Nei giorni scorsi sono stati fermati i responsabili. Quattro persone in età compresa tra i 25 e i 78 anni. Nei loro confronti i militari del Nucleo Investigativo del Comando Provinciale Carabinieri di Torino hanno eseguito un’ordinanza di custodia cautelare in carcere. L’accusa è di tentato omicidio. L’operazione ha avuto luogo venerdì scorso nei comuni di Torino, Leinì, Settimo torinese e Biella, con il supporto dei reparti competenti a livello territoriale.


Ma torniamo sulla scena del crimine. Quella sera di dicembre qualcuno allerta subito il 112. Nell’arco di pochi minuti interviene il Nucleo Radiomobile, lì dove l’uomo si è accasciato al suolo in una pozza di sangue, tra via Stradella e piazza Baldissera. Si tratta di un marocchino di 53 anni che, dopo essere stato stabilizzato dai sanitari, viene trasportato all’ospedale San Giovanni Bosco con lesioni molto gravi. La lama gli ha reciso l’arteria femorale. Se i soccorsi non fossero stati rapidi sarebbe morto dissanguato.   

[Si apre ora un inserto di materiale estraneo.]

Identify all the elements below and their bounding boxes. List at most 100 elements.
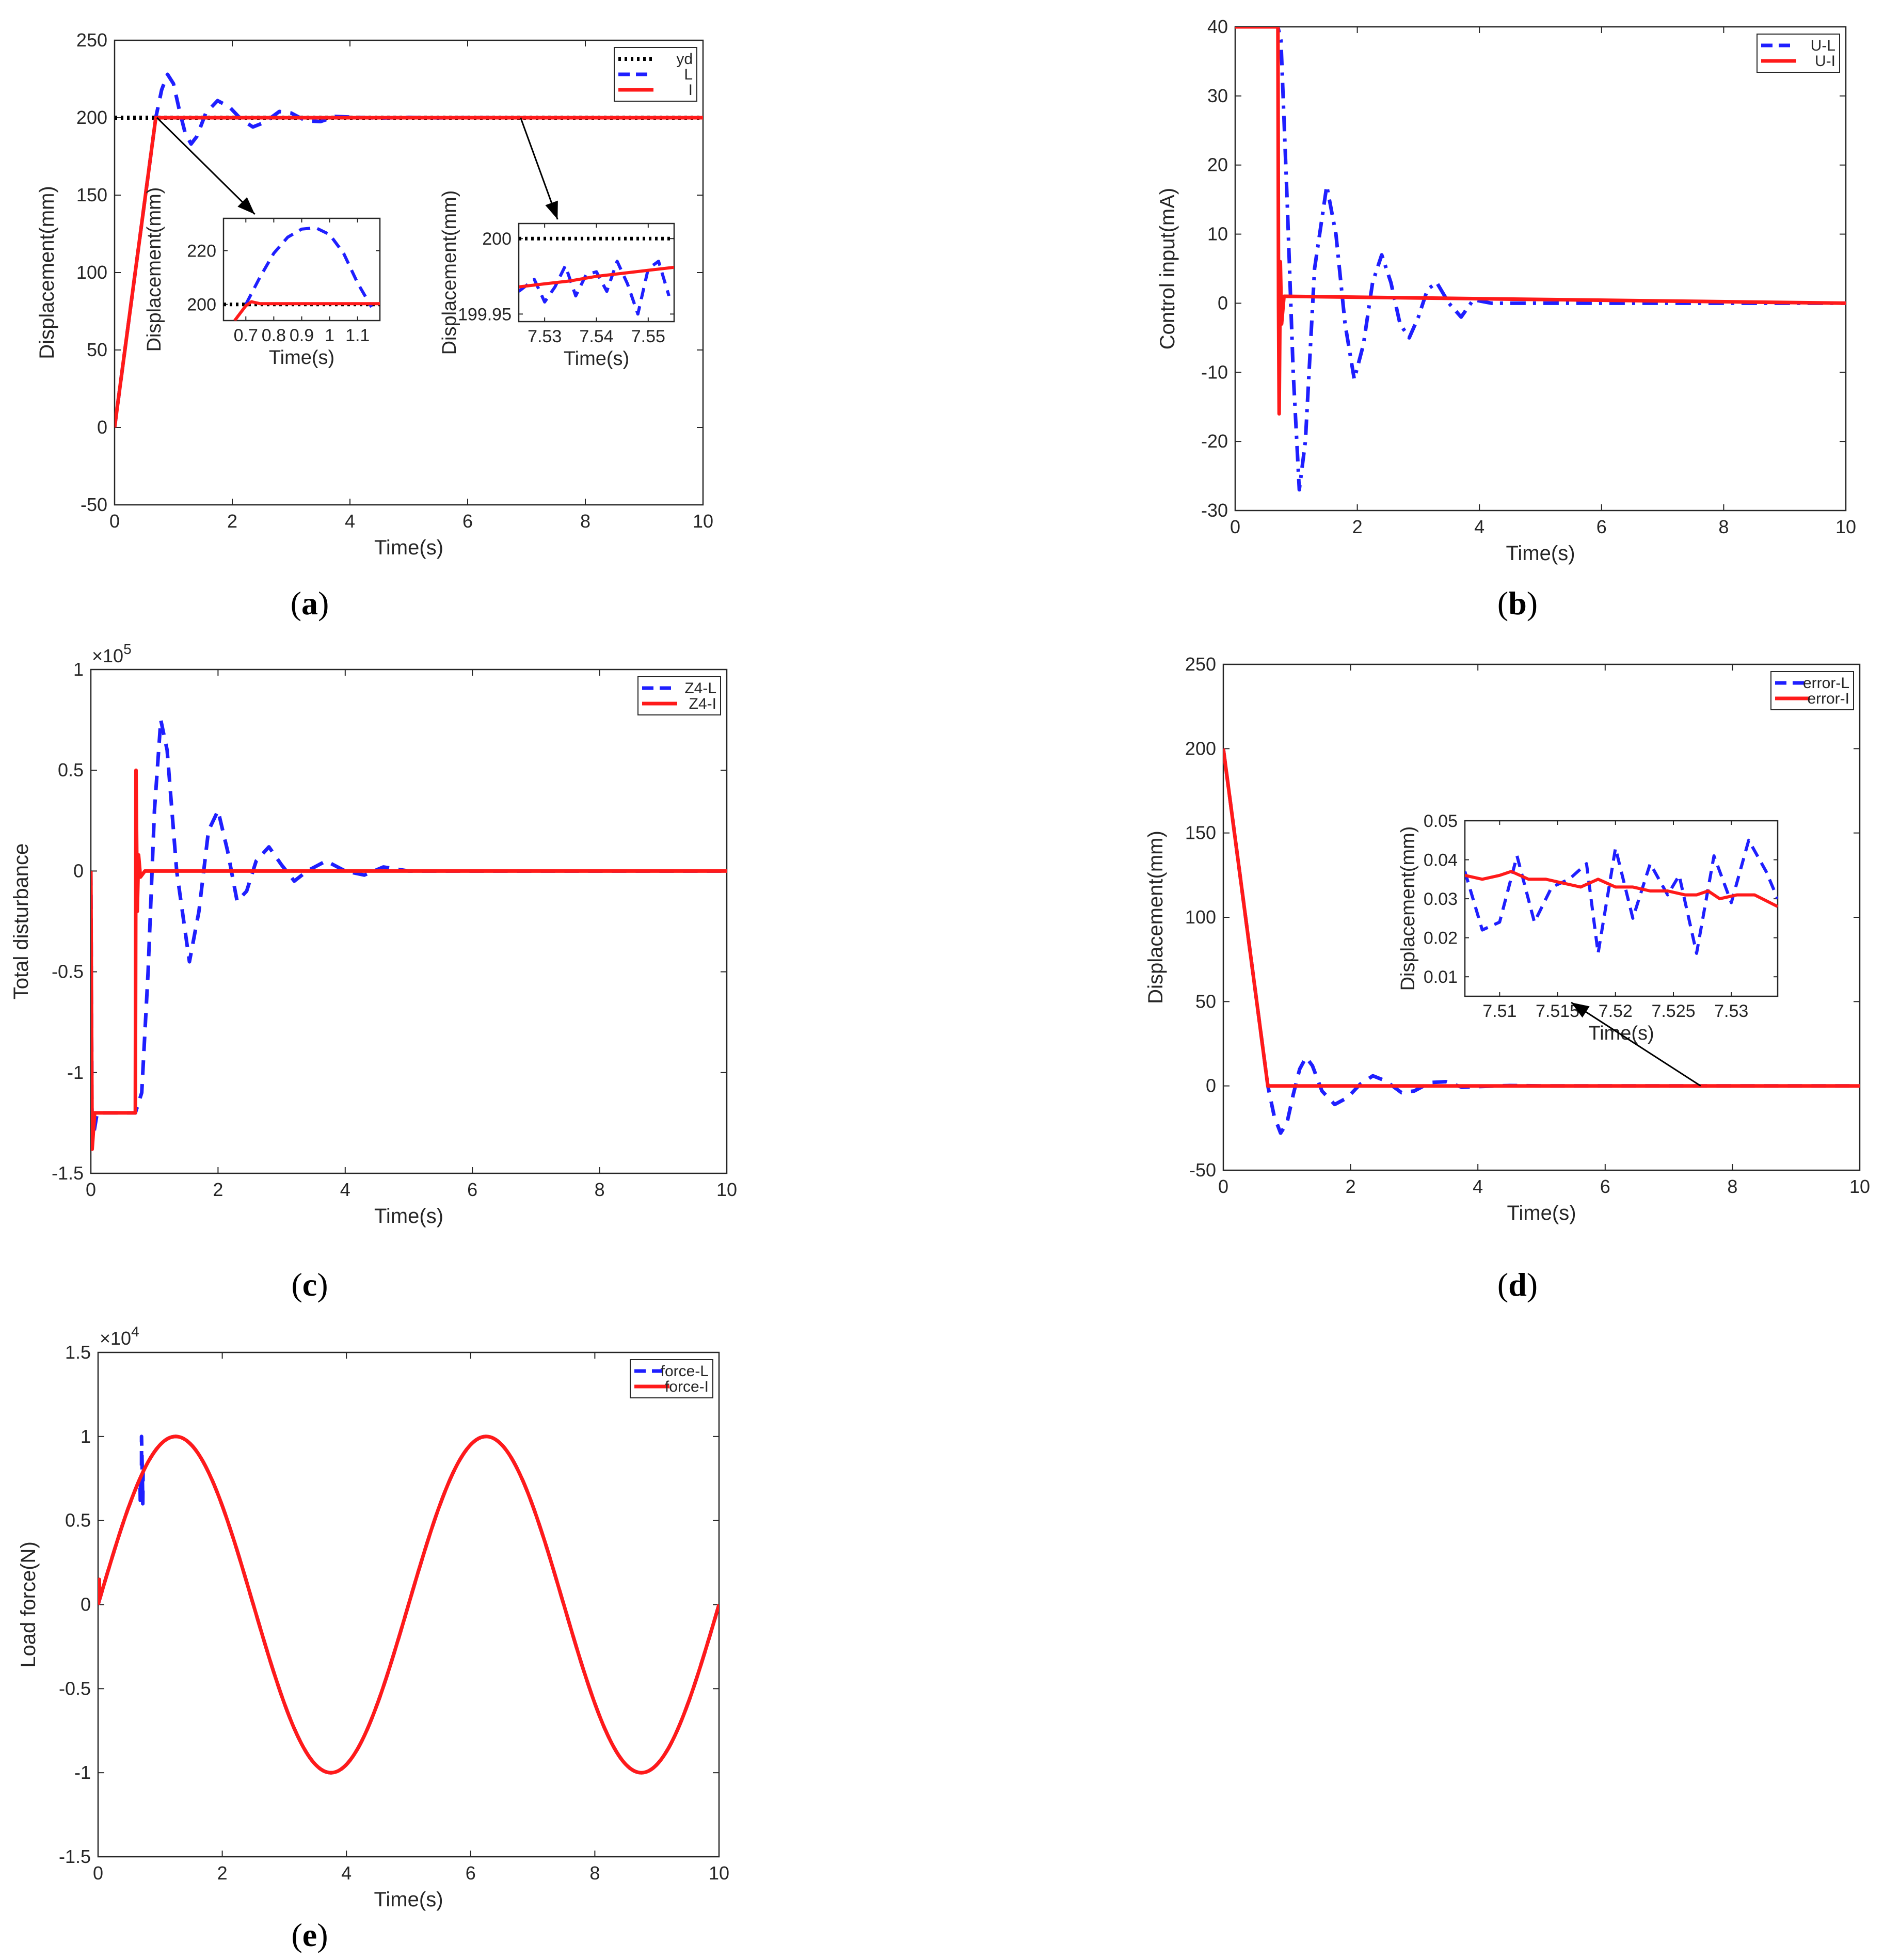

Partono le indagini, coordinate dalla Procura. Il Nucleo investigativo dell’Arma ascolta i testimoni, svolge attività tecnica e analizza le immagini raccolte dagli occhi elettronici. Grazie a un lavoro accurato riesce così a ricostruire la dinamica del delitto e a identificare i ruoli ricoperti dai quattro uomini.


Il mandante è un 46enne nordafricano che risiede a Torino. Per l’esecuzione materiale del reato si sarebbe avvalso di “manodopera” giovane ovvero di due baldi 25enni. Il quarto complice è un pensionato 78enne, di Catania, che dovrà rispondere dell’accusa di aver accompagnato l’accoltellatore sul posto e di averlo poi aiutato a fuggire. Alla base dell’aggressione ci sarebbe un debito di 30mila euro, non onorato dalla vittima.